The judge then turned to the vocational witness and asked him to classify my client’s past work. As discussed above, all of his past work was as an auto mechanic. The judge then posed the following hypothetical question:
Q: Assume that we have a hypothetical individual who can work at the medium (can stand and walk at least 6 hours in an 8 hour day, and can lift 25 lbs. frequently and 50 lbs. occasionally). Assume further
no job involving climbing ladders, ropes and scaffolds
only occasional stooping, balancing, crouching, crawling
(limitations sourced from the non-examining psychologist hired by the State Agency to review this file) moderate limitations in
remembering and carrying out detailed job instructions
maintaining attention and concentration for extended periods
maintaining regular attendance
the ability to complete a normal workday without interference from psychological symptoms
ability to perform work at a workmanlike pace
ability to interact with general public
ability to respond appropriately to criticism from supervisors
ability to get along with co-workers
ability to adapt to changes in the work setting
A: After reading the notes from the State Agency psychologist consultant, I believe that the cumulative effect of these limitations would eliminate both past work (as an auto mechanic) as well as any other job. The notes suggest that the claimant’s work capacity would be affected by all of these limitations at the same time, thereby unacceptably eroding his capacity for work.
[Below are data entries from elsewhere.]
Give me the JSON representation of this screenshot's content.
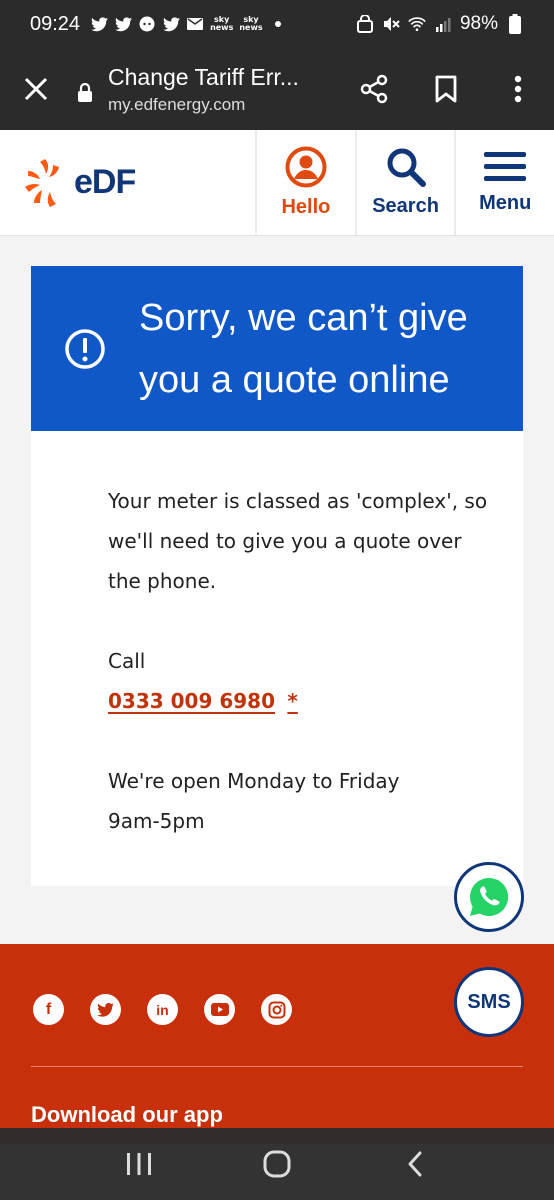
{
  "status_bar": {
    "time": "09:24",
    "notification_icons": [
      "twitter-icon",
      "twitter-icon",
      "reddit-icon",
      "twitter-icon",
      "mail-icon",
      "sky-news-icon",
      "sky-news-icon",
      "dot-icon"
    ],
    "sky_label": "sky",
    "sky_sub": "news",
    "battery": "98%"
  },
  "browser": {
    "title": "Change Tariff Err...",
    "url": "my.edfenergy.com"
  },
  "header": {
    "logo_text": "eDF",
    "nav": [
      {
        "label": "Hello",
        "color": "#e04a0f"
      },
      {
        "label": "Search",
        "color": "#10367a"
      },
      {
        "label": "Menu",
        "color": "#10367a"
      }
    ]
  },
  "alert": {
    "title": "Sorry, we can’t give you a quote online",
    "color": "#1057c8"
  },
  "body": {
    "paragraph1": "Your meter is classed as 'complex', so we'll need to give you a quote over the phone.",
    "call_label": "Call",
    "phone": "0333 009 6980",
    "asterisk": "*",
    "hours_line1": "We're open Monday to Friday",
    "hours_line2": "9am-5pm"
  },
  "floating": {
    "sms_label": "SMS"
  },
  "footer": {
    "color": "#c7300a",
    "social": [
      "facebook-icon",
      "twitter-icon",
      "linkedin-icon",
      "youtube-icon",
      "instagram-icon"
    ],
    "download_label": "Download our app"
  }
}
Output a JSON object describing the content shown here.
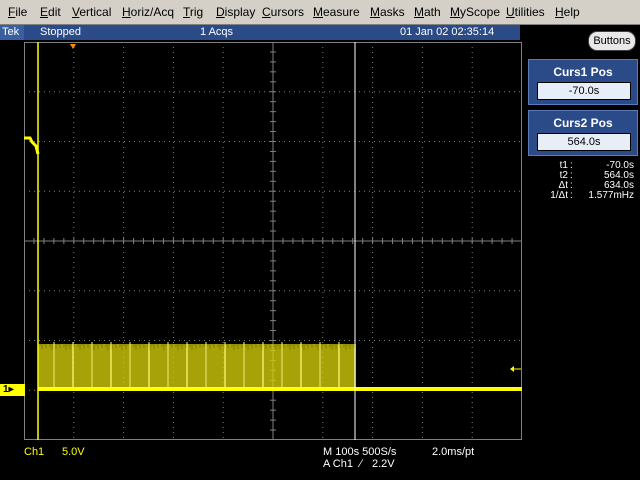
{
  "menu": [
    "File",
    "Edit",
    "Vertical",
    "Horiz/Acq",
    "Trig",
    "Display",
    "Cursors",
    "Measure",
    "Masks",
    "Math",
    "MyScope",
    "Utilities",
    "Help"
  ],
  "status": {
    "brand": "Tek",
    "state": "Stopped",
    "acqs": "1 Acqs",
    "datetime": "01 Jan 02 02:35:14",
    "buttons_label": "Buttons"
  },
  "cursor_panel": {
    "curs1_title": "Curs1 Pos",
    "curs1_value": "-70.0s",
    "curs2_title": "Curs2 Pos",
    "curs2_value": "564.0s"
  },
  "readouts": [
    {
      "key": "t1",
      "value": "-70.0s"
    },
    {
      "key": "t2",
      "value": "564.0s"
    },
    {
      "key": "Δt",
      "value": "634.0s"
    },
    {
      "key": "1/Δt",
      "value": "1.577mHz"
    }
  ],
  "footer": {
    "channel": "Ch1",
    "scale": "5.0V",
    "timebase": "M 100s 500S/s",
    "trigger_src": "A  Ch1",
    "trigger_slope": "∕",
    "trigger_level": "2.2V",
    "record": "2.0ms/pt"
  },
  "channel_marker": "1",
  "colors": {
    "trace": "#ffff00",
    "grid": "#808080",
    "panel": "#2a4a88"
  }
}
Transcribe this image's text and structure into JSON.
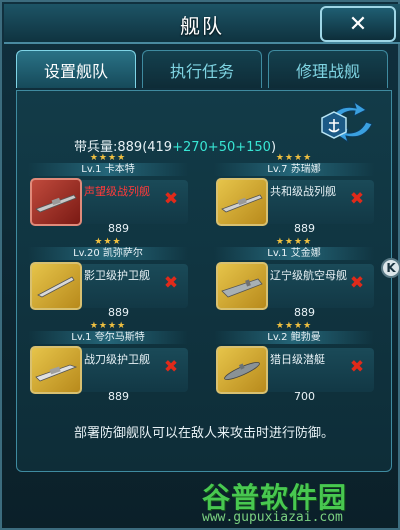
{
  "window": {
    "title": "舰队",
    "close_label": "✕"
  },
  "tabs": [
    {
      "label": "设置舰队",
      "active": true
    },
    {
      "label": "执行任务",
      "active": false
    },
    {
      "label": "修理战舰",
      "active": false
    }
  ],
  "troops": {
    "prefix": "带兵量:889(419",
    "bonus1": "+270",
    "bonus2": "+50",
    "bonus3": "+150",
    "suffix": ")"
  },
  "ships": [
    {
      "stars": "★★★★",
      "level_name": "Lv.1 卡本特",
      "ship_name": "声望级战列舰",
      "power": "889",
      "frame_color": "red"
    },
    {
      "stars": "★★★★",
      "level_name": "Lv.7 苏瑞娜",
      "ship_name": "共和级战列舰",
      "power": "889",
      "frame_color": "gold"
    },
    {
      "stars": "★★★",
      "level_name": "Lv.20 凯弥萨尔",
      "ship_name": "影卫级护卫舰",
      "power": "889",
      "frame_color": "gold"
    },
    {
      "stars": "★★★★",
      "level_name": "Lv.1 艾金娜",
      "ship_name": "辽宁级航空母舰",
      "power": "889",
      "frame_color": "gold"
    },
    {
      "stars": "★★★★",
      "level_name": "Lv.1 夸尔马斯特",
      "ship_name": "战刀级护卫舰",
      "power": "889",
      "frame_color": "gold"
    },
    {
      "stars": "★★★★",
      "level_name": "Lv.2 鲍勃曼",
      "ship_name": "猎日级潜艇",
      "power": "700",
      "frame_color": "gold"
    }
  ],
  "hint": "部署防御舰队可以在敌人来攻击时进行防御。",
  "side_button": "K",
  "watermark": {
    "logo": "谷普软件园",
    "url": "www.gupuxiazai.com"
  },
  "colors": {
    "bonus": "#38e6d4",
    "remove": "#e02a1a",
    "stars": "#f0c040"
  }
}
The judge then asked if I had any questions. Normally, when the vocational witness answers “no jobs” to a judge’s question I keep my mouth shut, but in this case I asked one question:
Q: Assume that our hypothetical person’s only limitation was a requirement that approximately every two hours he had a medical need to elevate his left leg above his heart level and keep it so elevated for 1 to 2 hours.
A: Elevating to heart level is quite high. He would basically be in a reclining position. Based on that limitation, there are no jobs that he could perform.
Analysis: My fear that the judge would attempt to move the onset date forward in time were unfounded. Based on the vocational witness’ testimony this case will be approved.
The testimony by the vocational witness was a little unusual. Most VE’s do not subscribe to the “cumulative effect” idea. The hypothetical that the judge posed basically came from the State Agency non-examining physician, and was used to deny this claim.
I have some concerns that the Appeals Council may review this case because the vocational witness testimony was somewhat out of the mainstream. This is why I asked my question – the elevated leg question is clearly documented in the record and, as the VE noted, vocationally significant.